We have to remember the United Kingdom had four banks that were over 400 percent of GDP, and two of them went insolvent. If it wasn’t for the Treasury bailing out those lenders, because you can’t have over-borrowing without over-lending, you wouldn’t have had this mess.

Simply go to stats.oecd.org or whatever database you want and plug in ‘oecd debt.’ Check when it rises. It’s kind of flat going in to 2007, and then it rockets afterwards as we start to cut, and the more you cut the smaller the economy gets and the more debt you have, which kind of explains Greece.

So this is ultimately still a story about the banks, particularly in Europe, and the lazy thinking is to go “well, isn’t Gordon Brown overspending?”

World Finance: You’ve painted yourself out of the picture, but these strike me as socialist views, so your book, is that just a reflection of your political beliefs?
Mark Blyth: What’s a socialist view on the economy?

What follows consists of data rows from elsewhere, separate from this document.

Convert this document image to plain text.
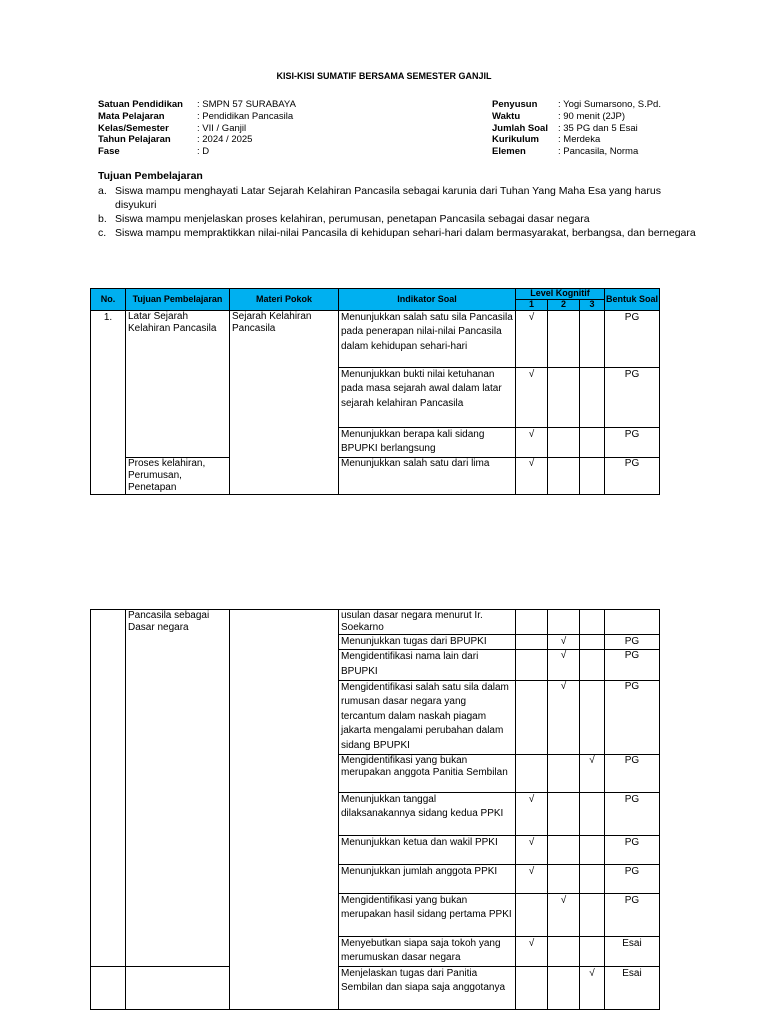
KISI-KISI SUMATIF BERSAMA SEMESTER GANJIL
Satuan Pendidikan	: SMPN 57 SURABAYA
Mata Pelajaran	: Pendidikan Pancasila
Kelas/Semester	: VII / Ganjil
Tahun Pelajaran	: 2024 / 2025
Fase	: D
Penyusun	: Yogi Sumarsono, S.Pd.
Waktu	: 90 menit (2JP)
Jumlah Soal	: 35 PG dan 5 Esai
Kurikulum	: Merdeka
Elemen	: Pancasila, Norma
Tujuan Pembelajaran
a. Siswa mampu menghayati Latar Sejarah Kelahiran Pancasila sebagai karunia dari Tuhan Yang Maha Esa yang harus disyukuri
b. Siswa mampu menjelaskan proses kelahiran, perumusan, penetapan Pancasila sebagai dasar negara
c. Siswa mampu mempraktikkan nilai-nilai Pancasila di kehidupan sehari-hari dalam bermasyarakat, berbangsa, dan bernegara
No.	Tujuan Pembelajaran	Materi Pokok	Indikator Soal	Level Kognitif			Bentuk Soal
				1	2	3	
1.	Latar Sejarah Kelahiran Pancasila	Sejarah Kelahiran Pancasila	Menunjukkan salah satu sila Pancasila pada penerapan nilai-nilai Pancasila dalam kehidupan sehari-hari	√			PG
			Menunjukkan bukti nilai ketuhanan pada masa sejarah awal dalam latar sejarah kelahiran Pancasila	√			PG
			Menunjukkan berapa kali sidang BPUPKI berlangsung	√			PG
	Proses kelahiran, Perumusan, Penetapan		Menunjukkan salah satu dari lima	√			PG
	Pancasila sebagai Dasar negara		usulan dasar negara menurut Ir. Soekarno				
			Menunjukkan tugas dari BPUPKI		√		PG
			Mengidentifikasi nama lain dari BPUPKI		√		PG
			Mengidentifikasi salah satu sila dalam rumusan dasar negara yang tercantum dalam naskah piagam jakarta mengalami perubahan dalam sidang BPUPKI		√		PG
			Mengidentifikasi yang bukan merupakan anggota Panitia Sembilan			√	PG
			Menunjukkan tanggal dilaksanakannya sidang kedua PPKI	√			PG
			Menunjukkan ketua dan wakil PPKI	√			PG
			Menunjukkan jumlah anggota PPKI	√			PG
			Mengidentifikasi yang bukan merupakan hasil sidang pertama PPKI		√		PG
			Menyebutkan siapa saja tokoh yang merumuskan dasar negara	√			Esai
			Menjelaskan tugas dari Panitia Sembilan dan siapa saja anggotanya			√	Esai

If it’s a socialist view to say that when the private sector is contracting and de-levering its balance sheet, and the public sector simultaneously does the same thing, the only thing that can happen is a recession, then sign me up as a socialist. But then you’d have to sign up half the phds of the University of Chicago.

World Finance: You argue that historically austerity has been done over and over without the best results, yet governments still turn to it. Is it the lesser of evils, or is there a better solution out there?
Mark Blyth: Well yes. We’ve run a giant natural experiment across the world over the past several years. The sequester apart, which was $7-8bn a year over ten years on a $17tn economy, which they eventually stopped, the United States at a federal level didn’t cut. It’s growth rate is currently five times that of the eurozone.

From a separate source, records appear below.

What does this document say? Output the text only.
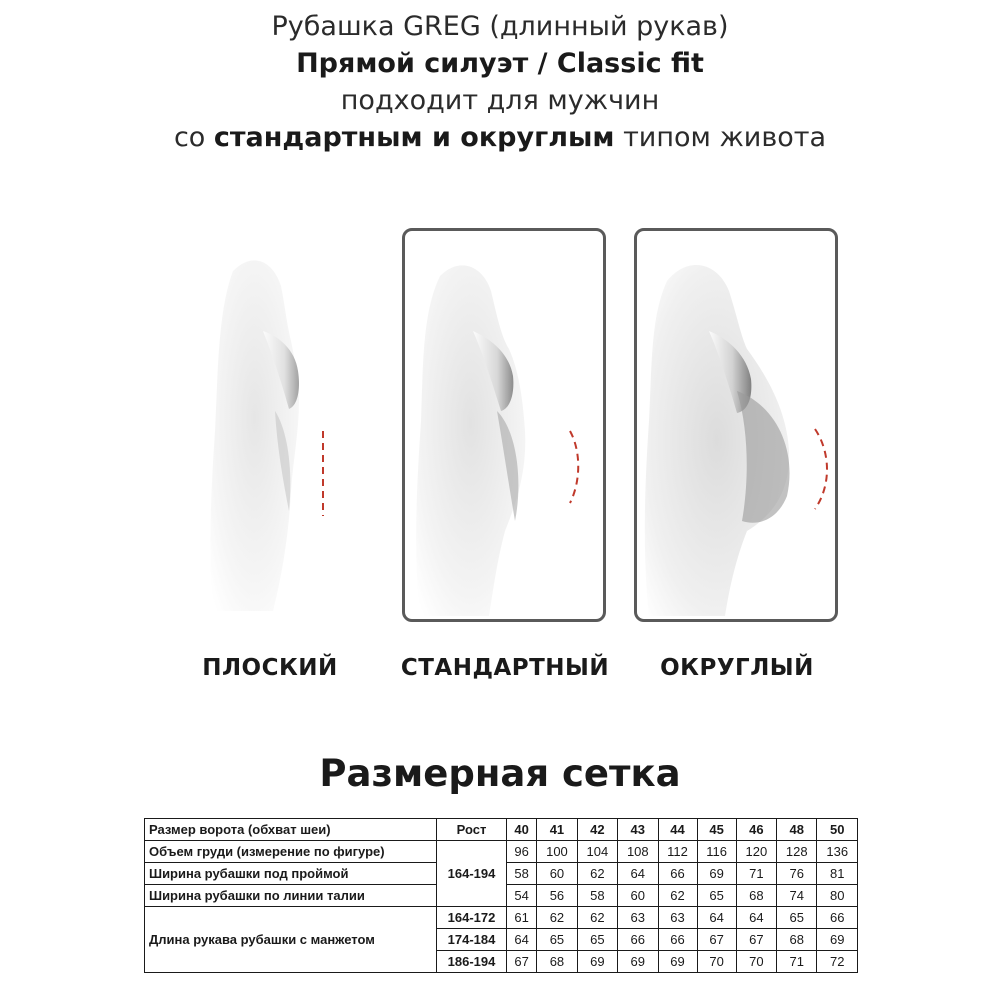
Рубашка GREG (длинный рукав)
Прямой силуэт / Classic fit
подходит для мужчин
со стандартным и округлым типом живота
ПЛОСКИЙ	СТАНДАРТНЫЙ	ОКРУГЛЫЙ
Размерная сетка
Размер ворота (обхват шеи)	Рост	40	41	42	43	44	45	46	48	50
Объем груди (измерение по фигуре)	164-194	96	100	104	108	112	116	120	128	136
Ширина рубашки под проймой		58	60	62	64	66	69	71	76	81
Ширина рубашки по линии талии		54	56	58	60	62	65	68	74	80
Длина рукава рубашки с манжетом	164-172	61	62	62	63	63	64	64	65	66
	174-184	64	65	65	66	66	67	67	68	69
	186-194	67	68	69	69	69	70	70	71	72
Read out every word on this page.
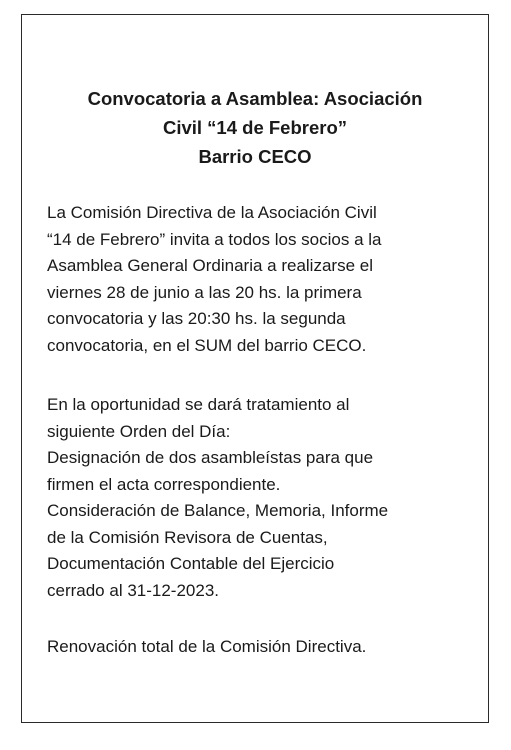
Convocatoria a Asamblea: Asociación
Civil “14 de Febrero”
Barrio CECO

La Comisión Directiva de la Asociación Civil
“14 de Febrero” invita a todos los socios a la
Asamblea General Ordinaria a realizarse el
viernes 28 de junio a las 20 hs. la primera
convocatoria y las 20:30 hs. la segunda
convocatoria, en el SUM del barrio CECO.

En la oportunidad se dará tratamiento al
siguiente Orden del Día:
Designación de dos asambleístas para que
firmen el acta correspondiente.
Consideración de Balance, Memoria, Informe
de la Comisión Revisora de Cuentas,
Documentación Contable del Ejercicio
cerrado al 31-12-2023.

Renovación total de la Comisión Directiva.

The eurozone has cut, and the ones that have cut the most have lost 30 percent of GDP and seen their debts balloon. I’d say that’s pretty much conclusive evidence, yet again, that this doesn’t stick. So why do we keep doing it? Because it’s easier than telling democratically elected governments that they have to bail out the banking sector yet again, which is what they’ve done already and what they’re continuing to do.

World Finance: Does austerity work better in certain countries, or would you say it’s flawed the world over?
Mark Blyth: What is often seen as austerity is when governments cut and then they have growth afterwards. The classical cases of this happening are in small open economies such as Sweden, Canada, and Denmark in the 1980s. The only reason that happened is because the rest of the world took their exports, and they did a massive devaluation of their currency at the same time, an option which is not open to the eurozone.

Once you look at the facts of this case, there is nothing left standing for it. It’s simple prejudice.

World Finance: So your book traces the rise and fall of the idea of expansionary austerity. So are we headed for another crash?
Mark Blyth: Well one doesn’t necessarily lead to the other. The expansionary austerity is a very simple idea called the confidence fairy, which goes like this:

You have a precarious job at the moment. Your wife has one too, and the economy is tanking. Nonetheless, you lie awake at night worrying about government debt, because of course it’s such a terrible thing, and you’re delighted to hear that the government is slashing the welfare budget and contracting the economy now, even though it’s about to cost you your job, because you will pay less tax ten years from now. Given this, you’re so buoyed by the confidence effects, you run out to Ikea and buy a couch.

That’s literally the horse manure that was being sold by the European Commission in 2009 as an economic theory. Now, if you continue to behave like this, you’ll find you’re in a crisis. Guess where Europe is just now. In a crisis.